Fragilizada, não compareceu nem deu qualquer justificação à primeira audiência. Mais tarde, o juiz foi a sua casa interrogá-la. O processo terminou com uma audiência por videoconferência, com Montserrat Caballé a aceitar por fim o acordo.

O que ficara para trás é uma carreira de mais de quatro mil concertos nas melhores salas do mundo. Chamavam-lhe diva mas ela não gostava. “Parece parvo”, recordava o jornal espanhol ABC na hora da morte. 

Formada no Conservatori Superior de Música del Liceu de Barcelona, estreou-se profissionalmente em 1956 em Basileia, ao interpretar Mimi em “La Bohème”, de Puccini. Os holofotes incidiram sobre Montserrat Caballé quando foi protagonista da ópera “Lucrezia Borgia”, de Donizetti, no Carnegie Hall em 1965. Ganhou um Grammy, o prémio nacional de música de Espanha em 1998 e o prémio Príncipe das Astúrias das Artes, a mais alta distinção concedida em Espanha, em 1991. 

Na relação com o grande público, o ano seguinte seria decisivo graças a um dueto com Freddie Mercury em “Barcelona”, hino da cidade que amou até ao fim, para os Jogos Olímpicos da capital catalã, só possível graças à versatilidade e poderio da voz que então a elevou à condição planetária. Foram escritas duas canções para a competição, a outra tinha sido “Amigos para Siempre”, de Andrew Lloyd Webber e Don Black, interpretada também em dueto por Sarah Brightman e José Carreras.

Caballé dividiu o palco com todas as grandes vozes da ópera e não se coibiu de confessar a relação especial com os três tenores Pavarotti, Plácido Domingo e José Carreras.

“Quando Plácido Domingo cantou em ‘Manon Lescaut’, que foi maravilhoso, disse-me que descobriu um novo mundo. Aconteceu a mesma coisa comigo. Com José Carreras, tive um relacionamento muito especial. Ficámos encantados a ouvir um ao outro. E Luciano Pavarotti era como um pai”, descreveu.

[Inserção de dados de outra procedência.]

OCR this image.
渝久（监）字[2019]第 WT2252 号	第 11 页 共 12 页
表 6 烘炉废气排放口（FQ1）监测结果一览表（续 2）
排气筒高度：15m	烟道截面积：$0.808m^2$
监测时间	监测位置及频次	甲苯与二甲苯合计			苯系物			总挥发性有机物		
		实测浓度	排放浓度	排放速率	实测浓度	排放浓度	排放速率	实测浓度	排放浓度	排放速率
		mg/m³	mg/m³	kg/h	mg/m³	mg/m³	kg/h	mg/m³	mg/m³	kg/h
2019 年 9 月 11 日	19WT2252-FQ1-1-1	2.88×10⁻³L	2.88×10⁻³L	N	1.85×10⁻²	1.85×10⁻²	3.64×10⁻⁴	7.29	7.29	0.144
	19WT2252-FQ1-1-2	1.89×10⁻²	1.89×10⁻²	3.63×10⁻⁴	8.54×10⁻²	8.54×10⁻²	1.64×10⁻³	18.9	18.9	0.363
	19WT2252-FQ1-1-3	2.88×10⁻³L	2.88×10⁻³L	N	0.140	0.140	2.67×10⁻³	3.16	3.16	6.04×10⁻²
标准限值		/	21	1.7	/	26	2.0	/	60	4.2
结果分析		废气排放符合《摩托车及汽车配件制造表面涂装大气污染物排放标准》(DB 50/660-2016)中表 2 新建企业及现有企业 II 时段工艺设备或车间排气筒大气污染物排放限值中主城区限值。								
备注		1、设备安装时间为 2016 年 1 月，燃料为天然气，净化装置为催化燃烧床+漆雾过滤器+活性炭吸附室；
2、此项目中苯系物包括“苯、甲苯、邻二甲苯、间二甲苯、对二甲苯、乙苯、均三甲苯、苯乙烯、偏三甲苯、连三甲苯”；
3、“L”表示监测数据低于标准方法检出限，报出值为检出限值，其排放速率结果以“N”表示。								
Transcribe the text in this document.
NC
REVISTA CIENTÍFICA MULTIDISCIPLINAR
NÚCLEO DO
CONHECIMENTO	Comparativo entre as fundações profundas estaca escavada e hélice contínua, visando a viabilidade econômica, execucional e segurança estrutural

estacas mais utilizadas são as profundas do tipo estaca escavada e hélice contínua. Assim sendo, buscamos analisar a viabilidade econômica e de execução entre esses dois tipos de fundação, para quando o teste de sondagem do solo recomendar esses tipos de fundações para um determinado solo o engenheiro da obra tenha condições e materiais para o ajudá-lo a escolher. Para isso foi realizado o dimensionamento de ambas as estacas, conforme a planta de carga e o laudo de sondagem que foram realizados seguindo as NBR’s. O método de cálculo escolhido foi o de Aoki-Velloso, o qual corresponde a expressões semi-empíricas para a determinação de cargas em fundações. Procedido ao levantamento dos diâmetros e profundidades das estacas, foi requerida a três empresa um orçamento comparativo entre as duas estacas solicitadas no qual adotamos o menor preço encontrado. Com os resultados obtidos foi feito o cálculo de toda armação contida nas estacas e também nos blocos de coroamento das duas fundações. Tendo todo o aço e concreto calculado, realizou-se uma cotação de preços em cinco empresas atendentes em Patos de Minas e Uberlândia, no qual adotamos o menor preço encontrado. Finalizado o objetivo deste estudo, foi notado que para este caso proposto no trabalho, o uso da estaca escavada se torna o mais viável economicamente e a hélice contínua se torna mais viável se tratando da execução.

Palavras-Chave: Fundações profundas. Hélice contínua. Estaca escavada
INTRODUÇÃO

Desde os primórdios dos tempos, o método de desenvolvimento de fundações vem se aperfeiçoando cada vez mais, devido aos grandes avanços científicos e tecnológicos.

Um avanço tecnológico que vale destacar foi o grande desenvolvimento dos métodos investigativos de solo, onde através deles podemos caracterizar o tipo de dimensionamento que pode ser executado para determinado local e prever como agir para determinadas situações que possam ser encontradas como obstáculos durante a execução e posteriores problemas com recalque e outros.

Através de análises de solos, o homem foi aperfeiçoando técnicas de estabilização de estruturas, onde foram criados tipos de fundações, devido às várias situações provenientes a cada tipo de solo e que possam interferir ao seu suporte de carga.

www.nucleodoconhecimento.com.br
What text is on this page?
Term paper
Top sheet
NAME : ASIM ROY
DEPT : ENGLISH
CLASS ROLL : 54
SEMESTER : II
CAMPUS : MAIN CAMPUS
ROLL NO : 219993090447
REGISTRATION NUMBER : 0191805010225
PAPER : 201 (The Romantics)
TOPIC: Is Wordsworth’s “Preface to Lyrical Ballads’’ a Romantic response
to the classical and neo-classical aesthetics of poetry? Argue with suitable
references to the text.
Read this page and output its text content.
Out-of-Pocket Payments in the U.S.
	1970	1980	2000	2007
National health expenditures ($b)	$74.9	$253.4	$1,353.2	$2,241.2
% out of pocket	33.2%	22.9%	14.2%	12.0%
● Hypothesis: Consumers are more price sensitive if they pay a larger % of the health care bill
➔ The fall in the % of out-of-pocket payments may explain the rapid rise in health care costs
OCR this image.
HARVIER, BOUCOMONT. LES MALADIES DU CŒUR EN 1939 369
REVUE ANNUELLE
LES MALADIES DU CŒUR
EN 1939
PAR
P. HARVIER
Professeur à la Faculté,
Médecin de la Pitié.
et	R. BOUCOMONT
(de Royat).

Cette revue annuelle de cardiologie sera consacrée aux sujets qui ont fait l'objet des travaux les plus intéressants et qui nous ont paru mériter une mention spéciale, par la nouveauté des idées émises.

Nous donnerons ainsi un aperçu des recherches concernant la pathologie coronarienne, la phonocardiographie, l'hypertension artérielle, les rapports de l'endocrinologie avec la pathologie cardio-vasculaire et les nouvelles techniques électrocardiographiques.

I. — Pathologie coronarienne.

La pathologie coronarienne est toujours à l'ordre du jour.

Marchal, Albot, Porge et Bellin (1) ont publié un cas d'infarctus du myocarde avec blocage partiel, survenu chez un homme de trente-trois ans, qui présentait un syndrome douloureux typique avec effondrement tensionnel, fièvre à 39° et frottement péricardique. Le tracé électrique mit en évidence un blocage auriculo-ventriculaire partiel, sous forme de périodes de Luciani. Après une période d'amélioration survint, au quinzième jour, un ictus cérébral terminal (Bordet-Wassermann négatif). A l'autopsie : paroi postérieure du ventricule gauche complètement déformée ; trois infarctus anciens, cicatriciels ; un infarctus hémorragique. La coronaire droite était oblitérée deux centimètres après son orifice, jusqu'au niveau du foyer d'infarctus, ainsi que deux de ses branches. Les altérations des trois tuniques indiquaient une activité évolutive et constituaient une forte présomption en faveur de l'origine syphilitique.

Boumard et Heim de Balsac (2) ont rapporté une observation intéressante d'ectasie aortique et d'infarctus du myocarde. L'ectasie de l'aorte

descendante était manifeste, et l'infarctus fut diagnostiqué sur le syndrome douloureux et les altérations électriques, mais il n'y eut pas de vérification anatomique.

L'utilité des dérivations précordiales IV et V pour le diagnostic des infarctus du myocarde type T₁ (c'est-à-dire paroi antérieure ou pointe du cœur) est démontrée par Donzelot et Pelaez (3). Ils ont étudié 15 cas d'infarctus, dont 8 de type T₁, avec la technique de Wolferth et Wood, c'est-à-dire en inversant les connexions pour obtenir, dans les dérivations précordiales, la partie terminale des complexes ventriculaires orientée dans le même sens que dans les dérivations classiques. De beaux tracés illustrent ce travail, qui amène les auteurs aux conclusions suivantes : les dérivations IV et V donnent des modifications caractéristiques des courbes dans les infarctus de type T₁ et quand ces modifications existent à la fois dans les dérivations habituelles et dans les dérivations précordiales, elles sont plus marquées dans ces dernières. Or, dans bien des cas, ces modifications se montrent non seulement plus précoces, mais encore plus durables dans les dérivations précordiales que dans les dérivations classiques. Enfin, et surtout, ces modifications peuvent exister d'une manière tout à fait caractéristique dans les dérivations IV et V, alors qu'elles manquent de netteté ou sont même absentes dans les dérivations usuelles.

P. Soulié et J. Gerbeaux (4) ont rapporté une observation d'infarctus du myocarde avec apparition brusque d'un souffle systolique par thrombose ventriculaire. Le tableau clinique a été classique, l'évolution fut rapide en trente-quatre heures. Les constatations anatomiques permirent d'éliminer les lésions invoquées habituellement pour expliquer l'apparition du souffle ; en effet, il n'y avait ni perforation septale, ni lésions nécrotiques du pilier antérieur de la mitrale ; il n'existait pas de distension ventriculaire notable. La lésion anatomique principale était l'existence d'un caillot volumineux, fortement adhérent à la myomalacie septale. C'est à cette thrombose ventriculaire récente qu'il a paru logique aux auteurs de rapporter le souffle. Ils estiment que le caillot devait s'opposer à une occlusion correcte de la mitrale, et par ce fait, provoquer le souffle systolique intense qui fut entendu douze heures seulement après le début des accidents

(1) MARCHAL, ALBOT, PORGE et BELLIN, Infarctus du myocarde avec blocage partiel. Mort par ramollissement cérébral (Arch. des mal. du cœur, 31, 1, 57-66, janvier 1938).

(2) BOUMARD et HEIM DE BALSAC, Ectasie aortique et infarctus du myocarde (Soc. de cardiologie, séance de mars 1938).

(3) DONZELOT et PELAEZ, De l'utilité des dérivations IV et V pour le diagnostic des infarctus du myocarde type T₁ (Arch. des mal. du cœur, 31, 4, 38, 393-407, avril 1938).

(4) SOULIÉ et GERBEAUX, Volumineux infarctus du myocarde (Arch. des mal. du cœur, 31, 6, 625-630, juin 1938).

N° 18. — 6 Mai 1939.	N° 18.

A morte da soprano motivou reações de todos os quadrantes. O chefe de estado espanhol, Pedro Sánchez, classificou a perda de “triste notícia” no Twitter. “Morreu uma grande embaixadora do nosso país, uma soprano de ópera reconhecida internacionalmente. Montserrat Caballé, a voz e a doçura permanecerão sempre connosco”, declarou nas redes sociais. 

O rei de Espanha, Felipe VI, também expressou as condolências. Caballé foi “a grande senhora da ópera, uma lenda da cultura universal, a melhor entre os melhores”, escreveu o monarca no Twitter. “A personalidade e a voz inigualável vão acompanhar-nos para sempre”. E o tenor José Carreras também reagiu, em declarações à rádio espanhola. “De todas as sopranos que escutei ao vivo em teatros, nunca ouvi ninguém cantar como Caballé”, defendeu. O Teatro do Liceu de Barcelona, onde Caballé deu mais de 200 espetáculos, também deixou uma declaração, lamentando a morte “de uma das sopranos mais importantes da história”.

O Ministério da Cultura espanhol propôs à família de Montserrat Caballé a celebração em Madrid e Barcelona de uma dupla homenagem. O ministro da Cultura, José Guirao, propôs esta iniciativa à família da diva da ópera durante sua visita ao local onde o corpo da cantora se encontra em câmara ardente.

Depois de cumprimentar e conversar com a família durante 45 minutos, Guirao disse, em declarações aos jornalistas, que a filha de Caballé, Montserrat Martí, foi recetiva à proposta.

Destacando a importância da figura de Caballé, descrevendo-a como “uma mulher única e uma voz perfeita”, Guirao afirmou ter sido “emocionante ver nas últimas horas como os grandes teatros em todo o mundo e os meios de comunicação internacionais se lembraram dela “.

O funeral realizou-se esta segunda-feira às 12h00. O corpo ficará no Cemitério de Barcelona.